The aim of the 1995 reform was to create a republic-wide banking
system, including ten to fifteen large banks with total capital of at
least US$10 million, headquartered in Almaty and with branches throughout
Kazakstan; foreign branch banks, most of which would have single
representative offices in Almaty; several dozen smaller banks, both in
Almaty and in the provinces, with capital in the range of US$2-US$3
million; and savings banks, some with specialized purposes such as the
Agricultural and Industrial Bank (Agroprombank).

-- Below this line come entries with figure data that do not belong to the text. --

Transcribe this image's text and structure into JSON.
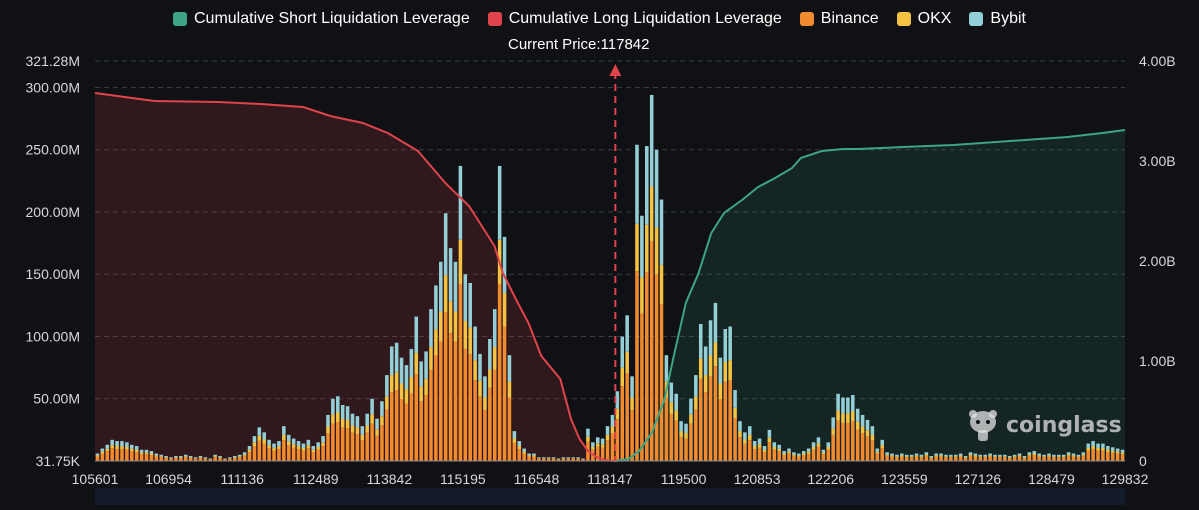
{
  "legend": {
    "items": [
      {
        "label": "Cumulative Short Liquidation Leverage",
        "color": "#3ea486",
        "key": "short"
      },
      {
        "label": "Cumulative Long Liquidation Leverage",
        "color": "#e0444b",
        "key": "long"
      },
      {
        "label": "Binance",
        "color": "#f28a2e",
        "key": "binance"
      },
      {
        "label": "OKX",
        "color": "#f3c341",
        "key": "okx"
      },
      {
        "label": "Bybit",
        "color": "#94cfd8",
        "key": "bybit"
      }
    ]
  },
  "current_price_label": "Current Price:117842",
  "watermark": "coinglass",
  "chart_data": {
    "type": "bar",
    "title": "",
    "current_price": 117842,
    "x_range": [
      105601,
      129832
    ],
    "x_ticks": [
      "105601",
      "106954",
      "111136",
      "112489",
      "113842",
      "115195",
      "116548",
      "118147",
      "119500",
      "120853",
      "122206",
      "123559",
      "127126",
      "128479",
      "129832"
    ],
    "y_left": {
      "min": 0,
      "max": 321.28,
      "unit": "M",
      "ticks": [
        {
          "value": 0,
          "label": "31.75K"
        },
        {
          "value": 50,
          "label": "50.00M"
        },
        {
          "value": 100,
          "label": "100.00M"
        },
        {
          "value": 150,
          "label": "150.00M"
        },
        {
          "value": 200,
          "label": "200.00M"
        },
        {
          "value": 250,
          "label": "250.00M"
        },
        {
          "value": 300,
          "label": "300.00M"
        },
        {
          "value": 321.28,
          "label": "321.28M"
        }
      ]
    },
    "y_right": {
      "min": 0,
      "max": 4.0,
      "unit": "B",
      "ticks": [
        {
          "value": 0,
          "label": "0"
        },
        {
          "value": 1,
          "label": "1.00B"
        },
        {
          "value": 2,
          "label": "2.00B"
        },
        {
          "value": 3,
          "label": "3.00B"
        },
        {
          "value": 4,
          "label": "4.00B"
        }
      ]
    },
    "bar_totals": [
      6,
      10,
      13,
      17,
      16,
      16,
      15,
      13,
      12,
      9,
      9,
      8,
      6,
      5,
      4,
      3,
      4,
      4,
      5,
      4,
      3,
      4,
      3,
      2,
      5,
      4,
      2,
      3,
      4,
      5,
      7,
      12,
      20,
      27,
      23,
      17,
      14,
      16,
      28,
      21,
      18,
      16,
      14,
      17,
      12,
      15,
      20,
      37,
      50,
      52,
      45,
      44,
      38,
      36,
      28,
      38,
      50,
      34,
      48,
      69,
      92,
      95,
      83,
      77,
      90,
      116,
      80,
      88,
      122,
      141,
      160,
      199,
      171,
      160,
      237,
      150,
      143,
      108,
      86,
      68,
      98,
      122,
      237,
      180,
      85,
      24,
      16,
      10,
      6,
      6,
      3,
      3,
      3,
      3,
      2,
      3,
      3,
      3,
      3,
      2,
      26,
      15,
      19,
      18,
      28,
      37,
      56,
      100,
      117,
      68,
      254,
      197,
      253,
      294,
      250,
      210,
      85,
      63,
      54,
      32,
      30,
      50,
      69,
      110,
      92,
      113,
      127,
      83,
      106,
      108,
      57,
      32,
      23,
      28,
      16,
      18,
      12,
      25,
      15,
      13,
      8,
      10,
      7,
      6,
      8,
      10,
      15,
      19,
      9,
      15,
      35,
      54,
      51,
      51,
      53,
      42,
      37,
      33,
      28,
      10,
      17,
      7,
      6,
      5,
      6,
      5,
      5,
      6,
      5,
      7,
      4,
      6,
      6,
      5,
      5,
      5,
      6,
      4,
      7,
      6,
      5,
      5,
      6,
      5,
      5,
      5,
      4,
      5,
      6,
      4,
      7,
      8,
      6,
      5,
      6,
      5,
      5,
      5,
      7,
      6,
      5,
      7,
      14,
      16,
      14,
      14,
      12,
      11,
      10,
      9
    ],
    "exchange_share": {
      "binance": 0.6,
      "okx": 0.15,
      "bybit": 0.25
    },
    "series": [
      {
        "name": "Cumulative Long Liquidation Leverage",
        "axis": "right",
        "unit": "B",
        "x": [
          105601,
          106300,
          107000,
          108500,
          109500,
          110500,
          111136,
          111900,
          112489,
          113200,
          113842,
          114400,
          114700,
          115000,
          115195,
          115500,
          115800,
          116100,
          116548,
          116800,
          117000,
          117200,
          117400,
          117600,
          117842
        ],
        "values": [
          3.68,
          3.64,
          3.6,
          3.59,
          3.57,
          3.54,
          3.45,
          3.38,
          3.28,
          3.1,
          2.78,
          2.55,
          2.35,
          2.15,
          1.88,
          1.62,
          1.38,
          1.05,
          0.82,
          0.42,
          0.22,
          0.1,
          0.04,
          0.01,
          0.0
        ]
      },
      {
        "name": "Cumulative Short Liquidation Leverage",
        "axis": "right",
        "unit": "B",
        "x": [
          117842,
          118147,
          118400,
          118700,
          119000,
          119200,
          119500,
          119800,
          120100,
          120400,
          120853,
          121200,
          121600,
          122000,
          122206,
          122700,
          123200,
          123559,
          124600,
          125800,
          127126,
          128479,
          129300,
          129832
        ],
        "values": [
          0.0,
          0.02,
          0.1,
          0.28,
          0.62,
          1.02,
          1.58,
          1.88,
          2.28,
          2.48,
          2.62,
          2.74,
          2.83,
          2.93,
          3.03,
          3.1,
          3.12,
          3.12,
          3.14,
          3.16,
          3.2,
          3.24,
          3.28,
          3.31
        ]
      }
    ]
  }
}
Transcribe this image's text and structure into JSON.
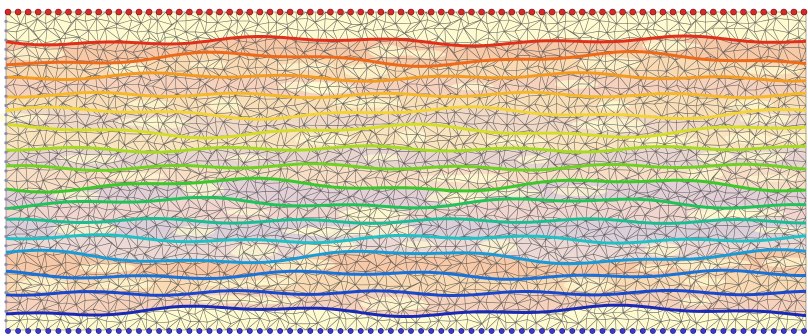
{
  "figure": {
    "type": "finite-element-mesh-contour",
    "background_color": "#fffbd0",
    "mesh_line_color": "#4a4a4a",
    "node_marker_color_top": "#d42a2a",
    "node_marker_color_bottom": "#3a3acc",
    "node_marker_color_side": "#8a8aa8",
    "top_boundary_node_count": 80,
    "bottom_boundary_node_count": 80,
    "contour_levels": [
      {
        "level": 1,
        "color": "#e0301c"
      },
      {
        "level": 2,
        "color": "#ec6a1a"
      },
      {
        "level": 3,
        "color": "#f39a20"
      },
      {
        "level": 4,
        "color": "#f4b82a"
      },
      {
        "level": 5,
        "color": "#f2d43a"
      },
      {
        "level": 6,
        "color": "#d4de2a"
      },
      {
        "level": 7,
        "color": "#a6da22"
      },
      {
        "level": 8,
        "color": "#70d024"
      },
      {
        "level": 9,
        "color": "#3cc82a"
      },
      {
        "level": 10,
        "color": "#22c25a"
      },
      {
        "level": 11,
        "color": "#1ebc94"
      },
      {
        "level": 12,
        "color": "#20c0c4"
      },
      {
        "level": 13,
        "color": "#1c9ad6"
      },
      {
        "level": 14,
        "color": "#1a72d8"
      },
      {
        "level": 15,
        "color": "#1a48cc"
      },
      {
        "level": 16,
        "color": "#1a2ab8"
      }
    ],
    "band_fill_colors": [
      "#f6b89a",
      "#f8cfa8",
      "#f3c4b6",
      "#f7d6b0",
      "#eccdc4",
      "#f8dcb8",
      "#e2c8d0",
      "#f4d4c2",
      "#d8c2d8",
      "#eccad0",
      "#cfc2dc",
      "#e6ccd6"
    ]
  }
}
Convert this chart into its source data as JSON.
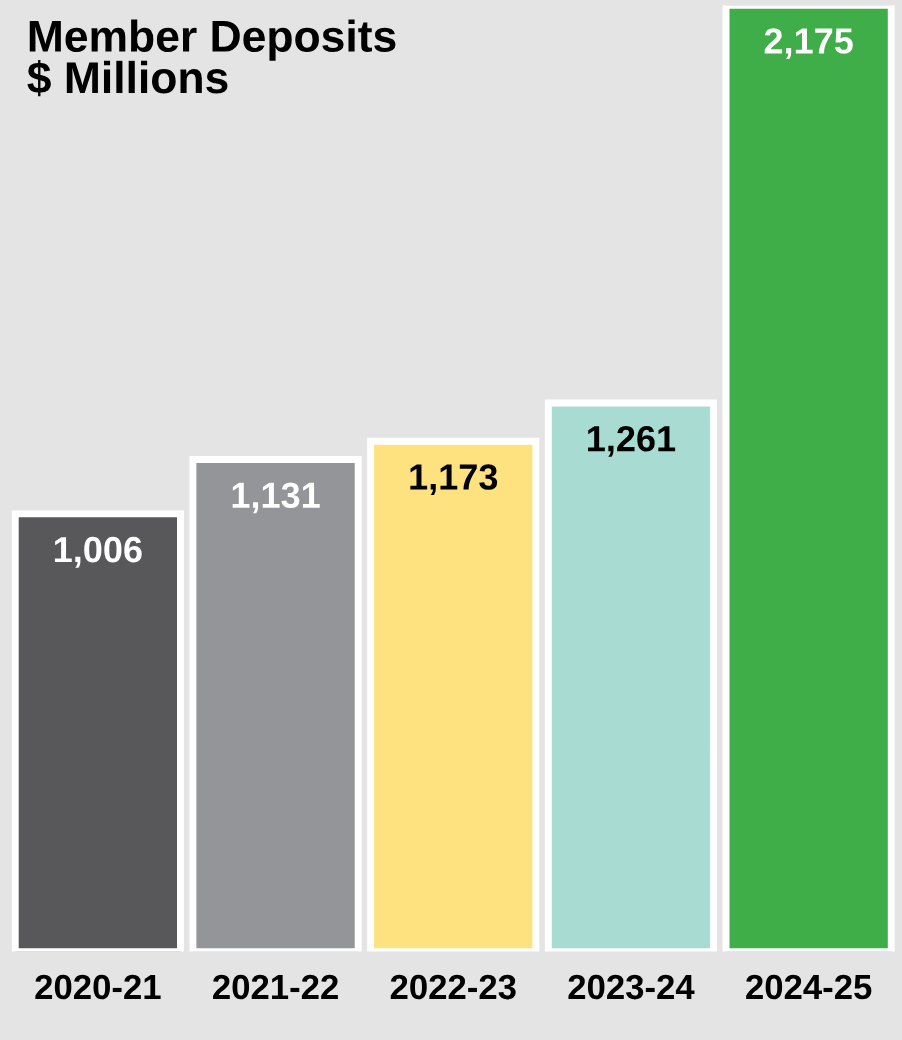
{
  "chart_data": {
    "type": "bar",
    "title": "Member Deposits\n$ Millions",
    "categories": [
      "2020-21",
      "2021-22",
      "2022-23",
      "2023-24",
      "2024-25"
    ],
    "values": [
      1006,
      1131,
      1173,
      1261,
      2175
    ],
    "colors": [
      "#58585a",
      "#939598",
      "#fde27f",
      "#a8dcd2",
      "#3fae49"
    ],
    "value_labels": [
      "1,006",
      "1,131",
      "1,173",
      "1,261",
      "2,175"
    ],
    "grid": false,
    "legend": false
  }
}
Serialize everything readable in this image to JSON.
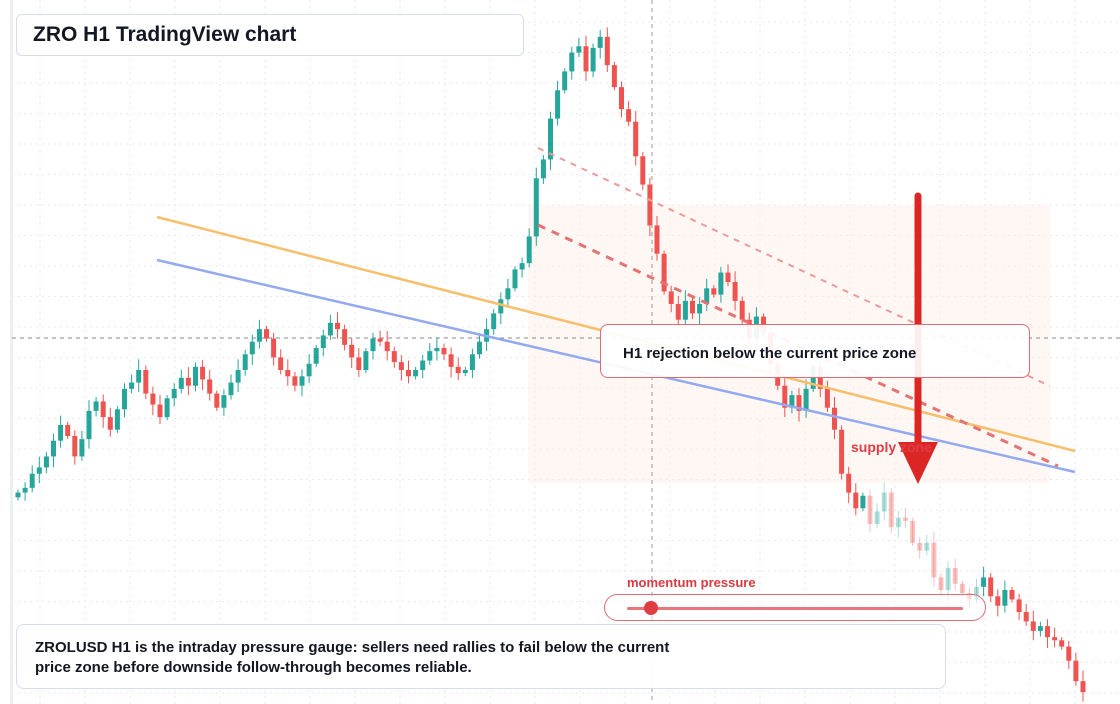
{
  "title": "ZRO H1 TradingView chart",
  "annotation_text": "H1 rejection below the current price zone",
  "supply_zone_label": "supply zone",
  "momentum_label": "momentum pressure",
  "momentum_level": 0.07,
  "caption": "ZROLUSD H1 is the intraday pressure gauge: sellers need rallies to fail below the current price zone before downside follow-through becomes reliable.",
  "colors": {
    "bull": "#26a69a",
    "bear": "#ef5350",
    "arrow": "#dc2626",
    "ma_orange": "#f7be6b",
    "ma_blue": "#93a9f0",
    "accent_red": "#e03c44"
  },
  "chart_data": {
    "type": "candlestick",
    "symbol": "ZROLUSD",
    "timeframe": "H1",
    "grid": true,
    "closes": [
      1.82,
      1.85,
      1.94,
      1.98,
      2.05,
      2.15,
      2.25,
      2.18,
      2.05,
      2.16,
      2.34,
      2.4,
      2.3,
      2.22,
      2.35,
      2.48,
      2.52,
      2.6,
      2.45,
      2.38,
      2.3,
      2.42,
      2.48,
      2.55,
      2.5,
      2.62,
      2.54,
      2.45,
      2.36,
      2.44,
      2.52,
      2.6,
      2.7,
      2.78,
      2.86,
      2.8,
      2.68,
      2.6,
      2.56,
      2.5,
      2.56,
      2.64,
      2.74,
      2.82,
      2.9,
      2.86,
      2.76,
      2.68,
      2.6,
      2.72,
      2.8,
      2.78,
      2.72,
      2.65,
      2.6,
      2.56,
      2.6,
      2.66,
      2.72,
      2.74,
      2.7,
      2.62,
      2.58,
      2.6,
      2.7,
      2.78,
      2.86,
      2.96,
      3.05,
      3.12,
      3.24,
      3.28,
      3.45,
      3.82,
      3.94,
      4.2,
      4.38,
      4.5,
      4.62,
      4.66,
      4.5,
      4.65,
      4.72,
      4.54,
      4.4,
      4.26,
      4.18,
      3.96,
      3.78,
      3.52,
      3.34,
      3.1,
      3.02,
      2.92,
      3.04,
      2.96,
      3.02,
      3.12,
      3.08,
      3.22,
      3.16,
      3.04,
      2.92,
      2.8,
      2.94,
      2.84,
      2.64,
      2.5,
      2.36,
      2.44,
      2.34,
      2.48,
      2.62,
      2.48,
      2.36,
      2.22,
      1.94,
      1.82,
      1.72,
      1.8,
      1.62,
      1.7,
      1.82,
      1.6,
      1.66,
      1.64,
      1.5,
      1.45,
      1.5,
      1.28,
      1.2,
      1.34,
      1.24,
      1.18,
      1.14,
      1.22,
      1.28,
      1.16,
      1.1,
      1.2,
      1.14,
      1.06,
      1.0,
      0.94,
      0.97,
      0.9,
      0.88,
      0.84,
      0.75,
      0.62,
      0.55
    ]
  }
}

In 1995 the NBK planned to release 80 percent of the credit funds it
granted to an auction market, departing from the previous policy of
rationing credit by directing it to designated enterprises. No stock
exchange or capital markets existed as of 1995, although a law on
securities and stock exchange had been adopted in 1991.
Fiscal Management
State revenue is derived primarily from various taxes, the introduction
of which has been somewhat problematic. A fundamental revision of the
national tax code in 1995 reduced the number of taxes from forty-five to
eleven and the volume of prospective revenue by 17 percent. Five national
corporate taxes remained after the reform, which reduced the corporate tax
rate to 30 percent. Prior to that revision, the largest contributions to
state income were business-profit taxes (15 percent); a uniform, 20
percent value-added tax (see Glossary), a personal income tax (ranging
from 12 to 40 percent and accounting for 16 percent of tax income); and
special-purpose revenue funds (17 percent). However, the system has
suffered from chronic undercollection. The primary long-term goal of the
1995 tax reform was to encourage fuller compliance with tax laws. The 1996
budget called for reducing the deficit to 3.3 percent of GDP.